In der Sache selbst hat das Sozialgericht bereits zutreffend darauf hingewiesen, dass der Kläger selbst am 8. Oktober 2003 schriftlich erklärt hat, seine selbständige Tätigkeit habe sich im Jahr 2002 auf nicht mehr als 20 Stunden erstreckt und er im Übrigen auch wegen seiner nicht genehmigten Ortsabwesenheit der Vermittlung nicht zur Verfügung stand. Nach der insoweit maßgeblichen Erreichbarkeits-Anordnung (EAO) reicht hierfür die telefonische Erreichbarkeit keineswegs aus, wie aus § 1 Abs. 1 S. 2 EAO eindeutig folgt, weshalb es auch dahingestellt bleiben kann, ob der Kläger ständig fernmündlich erreichbar war, wie er nunmehr behauptet. Im Übrigen hat nicht die Beklagte den Nachweis dafür zu erbringen, dass sie den Kläger nicht erreichen konnte, vielmehr reicht es für die Rücknahme der Arbeitslosengeld-Bewilligung aus, wenn - wie im vorliegenden Fall - durch die eigene Erklärung des Klägers nachgewiesen ist, dass er nicht persönlich an jedem Werktag an seiner Wohnung durch Briefpost erreichbar war, denn damit stand er den Vermittlungsbemühungen der Beklagten nicht zur Verfügung und war somit auch nicht arbeitslos.

Soweit der Kläger vorträgt, er habe die Beklagte auf seine selbständige Tätigkeit hingewiesen, steht dies der Rücknahme der Arbeitslosengeld-Bewilligung im streitigen Zeitraum nicht entgegen, denn damit war dem Kläger bewusst oder zumindest infolge grober Fahrlässigkeit unbekannt, dass ihm Arbeitslosengeld bei gleichzeitiger Ausübung einer selbständigen Erwerbstätigkeit in mehr als geringfügigem Umfang oder auch bei dauerhafter Abwesenheit von seinem Wohnort nicht zusteht. Dass er diese Möglichkeit in Betracht gezogen hat, folgt schon aus seinem eigenen Vortrag, wonach er selbst nicht mit einer Bewilligung von Arbeitslosengeld gerechnet hätte. Ob darüber hinaus in diesem Zusammenhang auch Mitarbeiter der Beklagten bereits Kenntnis davon hatten, dass dem Leistungsbezug entgegenstehende tatsächliche Umstände vorlagen, kann damit dahingestellt bleiben, zumal der Beklagten bei der Rücknahme der Bewilligung und der Festsetzung der Erstattungsforderung kein Ermessen eingeräumt ist. Selbst wenn der Kläger keine vorsätzlich oder grob fahrlässig in wesentlicher Beziehung unrichtigen oder unvollständigen Angaben gemacht haben sollte, was allerdings nur dann der Fall wäre, wenn Mitarbeiter der Beklagten erst nach Unterzeichnung des Antragsformulars durch den Kläger am 12. Dezember 2001 die Frage nach Ausübung einer Beschäftigung/Tätigkeit durch Ankreuzen mit Nein beantwortet und damit eine Urkundenfälschung begangen hätten, wofür es keinerlei Anhaltspunkte gibt und wie der Kläger auch nicht ausdrücklich vorgetragen hat, kann er sich gem. § 45 Abs. 2 S. 3 Nr. 3 SGB X nicht auf Vertrauen berufen, weil er zumindest infolge grober Fahrlässigkeit die Rechtswidrigkeit der Leistungsbewilligung im streitigen Zeitraum nicht kannte.
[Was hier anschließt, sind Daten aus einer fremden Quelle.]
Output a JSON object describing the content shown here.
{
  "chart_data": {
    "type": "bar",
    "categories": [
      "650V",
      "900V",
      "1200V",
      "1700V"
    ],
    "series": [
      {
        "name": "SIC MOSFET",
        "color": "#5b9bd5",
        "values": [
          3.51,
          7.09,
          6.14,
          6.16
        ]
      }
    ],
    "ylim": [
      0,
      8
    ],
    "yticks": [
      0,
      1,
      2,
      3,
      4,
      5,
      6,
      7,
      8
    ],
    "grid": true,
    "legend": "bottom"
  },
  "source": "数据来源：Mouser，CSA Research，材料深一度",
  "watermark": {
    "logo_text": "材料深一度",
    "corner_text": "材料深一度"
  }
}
Nach dem Akteninhalt und unter Berücksichtigung der beruflichen Tätigkeit des Klägers hat der Senat auch keine Zweifel daran, dass er über die hinreichende subjektive Einsichtsfähigkeit verfügt, um die Rechtswidrigkeit des Leistungsbezugs im streitigen Zeitraum zu erkennen. Der Kläger ist bereits vor dem Sozialgericht in der Sache persönlich angehört worden, ohne dass sich hieraus irgendwelche Hinweise auf eine eingeschränkte subjektive Einsichtsfähigkeit ergeben hätten. Solche sind auch für den Senat nicht erkennbar.

Nach allem war die Berufung des Klägers zurückzuweisen.

Die Kostenentscheidung beruht auf § 193 SGG.

Die Revision war gemäß § 160 Abs. 2 SGG nicht zuzulassen.